Sleight of hand depends on the use of psychology, misdirection, and natural choreography in accomplishing a magical effect. Misdirection is perhaps the most important component of the art of sleight of hand. The magician choreographs his actions so that all spectators are likely to look where he or she wants them to. More importantly, they do not look where the performer does not wish them to look.
In the few months since becoming an ostomate I have learnt to hide my colostomy bag by using sleight of hand, much as a magician does. At my disposal I have a bag of tricks that help me disguise the fact I have a bag. Here are a few of them.

“The Back Turn”
If I’m in public, somewhere like a café, and I stand to put on my jacket or coat, I’ll simply turn my back on the room, so in the process if my shirt lifts up, no one gets a peek of my bag. Then I can take a moment to straighten everything up down there before I turn round and no one is any the wiser.

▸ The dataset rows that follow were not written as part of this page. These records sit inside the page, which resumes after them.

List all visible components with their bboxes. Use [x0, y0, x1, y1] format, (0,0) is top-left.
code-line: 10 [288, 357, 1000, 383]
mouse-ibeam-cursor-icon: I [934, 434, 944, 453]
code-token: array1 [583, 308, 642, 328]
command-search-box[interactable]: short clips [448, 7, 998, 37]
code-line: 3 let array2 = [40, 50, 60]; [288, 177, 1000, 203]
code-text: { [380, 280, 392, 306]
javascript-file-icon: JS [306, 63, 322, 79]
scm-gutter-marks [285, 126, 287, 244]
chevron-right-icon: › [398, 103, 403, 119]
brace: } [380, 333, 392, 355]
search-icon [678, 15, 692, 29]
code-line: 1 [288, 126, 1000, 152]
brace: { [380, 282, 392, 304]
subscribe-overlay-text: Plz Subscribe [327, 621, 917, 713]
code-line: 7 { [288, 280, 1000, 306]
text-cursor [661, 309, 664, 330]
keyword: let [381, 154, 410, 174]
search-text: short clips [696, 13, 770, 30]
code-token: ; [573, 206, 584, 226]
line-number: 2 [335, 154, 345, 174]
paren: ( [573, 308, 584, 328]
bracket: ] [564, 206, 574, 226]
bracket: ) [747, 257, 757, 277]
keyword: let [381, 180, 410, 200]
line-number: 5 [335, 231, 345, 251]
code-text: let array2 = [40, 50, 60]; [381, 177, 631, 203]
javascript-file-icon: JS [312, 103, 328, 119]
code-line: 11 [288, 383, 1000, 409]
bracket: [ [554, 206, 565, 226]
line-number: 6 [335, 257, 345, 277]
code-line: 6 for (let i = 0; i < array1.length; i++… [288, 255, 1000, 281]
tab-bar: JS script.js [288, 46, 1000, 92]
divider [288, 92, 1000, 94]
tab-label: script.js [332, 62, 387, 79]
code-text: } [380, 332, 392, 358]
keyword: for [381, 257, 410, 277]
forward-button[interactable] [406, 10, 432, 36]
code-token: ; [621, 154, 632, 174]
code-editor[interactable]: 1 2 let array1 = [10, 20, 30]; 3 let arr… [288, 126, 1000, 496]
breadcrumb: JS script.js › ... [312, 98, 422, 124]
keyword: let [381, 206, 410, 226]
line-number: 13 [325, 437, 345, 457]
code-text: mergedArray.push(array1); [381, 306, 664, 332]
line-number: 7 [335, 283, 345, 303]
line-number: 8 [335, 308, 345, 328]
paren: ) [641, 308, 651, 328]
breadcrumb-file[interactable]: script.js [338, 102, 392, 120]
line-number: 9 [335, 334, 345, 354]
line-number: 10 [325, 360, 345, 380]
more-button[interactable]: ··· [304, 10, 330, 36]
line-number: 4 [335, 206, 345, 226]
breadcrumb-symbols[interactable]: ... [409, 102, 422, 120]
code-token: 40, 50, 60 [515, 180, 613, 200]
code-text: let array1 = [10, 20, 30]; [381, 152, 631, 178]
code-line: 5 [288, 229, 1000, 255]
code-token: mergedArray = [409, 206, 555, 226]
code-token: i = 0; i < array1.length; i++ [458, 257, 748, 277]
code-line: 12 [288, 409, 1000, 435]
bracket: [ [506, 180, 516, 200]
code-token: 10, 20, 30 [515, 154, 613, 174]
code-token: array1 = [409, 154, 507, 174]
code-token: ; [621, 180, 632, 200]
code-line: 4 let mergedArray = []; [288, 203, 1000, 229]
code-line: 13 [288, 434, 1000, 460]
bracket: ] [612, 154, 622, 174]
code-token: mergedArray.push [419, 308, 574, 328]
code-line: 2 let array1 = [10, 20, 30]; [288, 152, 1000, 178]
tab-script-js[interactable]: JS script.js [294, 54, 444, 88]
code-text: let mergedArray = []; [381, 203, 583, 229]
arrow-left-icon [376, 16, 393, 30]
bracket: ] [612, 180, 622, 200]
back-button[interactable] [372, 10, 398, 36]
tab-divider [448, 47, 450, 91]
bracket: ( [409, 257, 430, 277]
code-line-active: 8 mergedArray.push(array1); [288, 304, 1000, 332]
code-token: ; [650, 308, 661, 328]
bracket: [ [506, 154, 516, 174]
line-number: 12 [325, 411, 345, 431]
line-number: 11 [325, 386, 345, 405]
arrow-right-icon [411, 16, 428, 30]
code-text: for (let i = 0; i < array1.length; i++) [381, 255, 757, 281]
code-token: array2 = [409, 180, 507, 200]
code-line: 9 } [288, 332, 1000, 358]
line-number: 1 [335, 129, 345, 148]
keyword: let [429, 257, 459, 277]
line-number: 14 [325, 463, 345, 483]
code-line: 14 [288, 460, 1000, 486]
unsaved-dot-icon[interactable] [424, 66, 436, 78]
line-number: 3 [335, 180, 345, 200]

“The Left-Handed Carry” I mainly use this one in the office. If I’m walking from A to B anywhere at work I might carry a cup of water or a notepad in my left hand, held roughly in front of the area where my bag is. It is often possible to see the outline of my bag through my clothes, but as far as I’m aware no one has ever been able to see through a Moleskine notepad.

“The Lean Forward”
Again, if I’m in a café or bar, I find there’s less likelihood of the poop bag popping out if I lean forward in my chair. So that’s how I tend to sit, hunched over like I’m sat on the loo, ironically.

“The Bag On Bag”
During rush hour on the tube you’re crammed in so tight you can usually tell if the person standing on your toes uses Colgate or Crest. No one has their own personal space. So to stop any short-arsed commuters seeing anything they shouldn’t, I position my manbag over my shitebag. It also helps protect it from stray elbows.

“The Larry Grayson”
Left hand bent limply at the wrist, held in front of my bag. I very rarely use this one for fear of sending out the wrong signals.

“The Awkward Teenager” By thrusting my left hand deep in my trouser pocket, rolling my shoulder forward and my elbow inwards towards my body it covers up my bag, but it also makes me look like a 37-year-old trying to look like a 17-year-old. Which is never a good look, is it Bobby?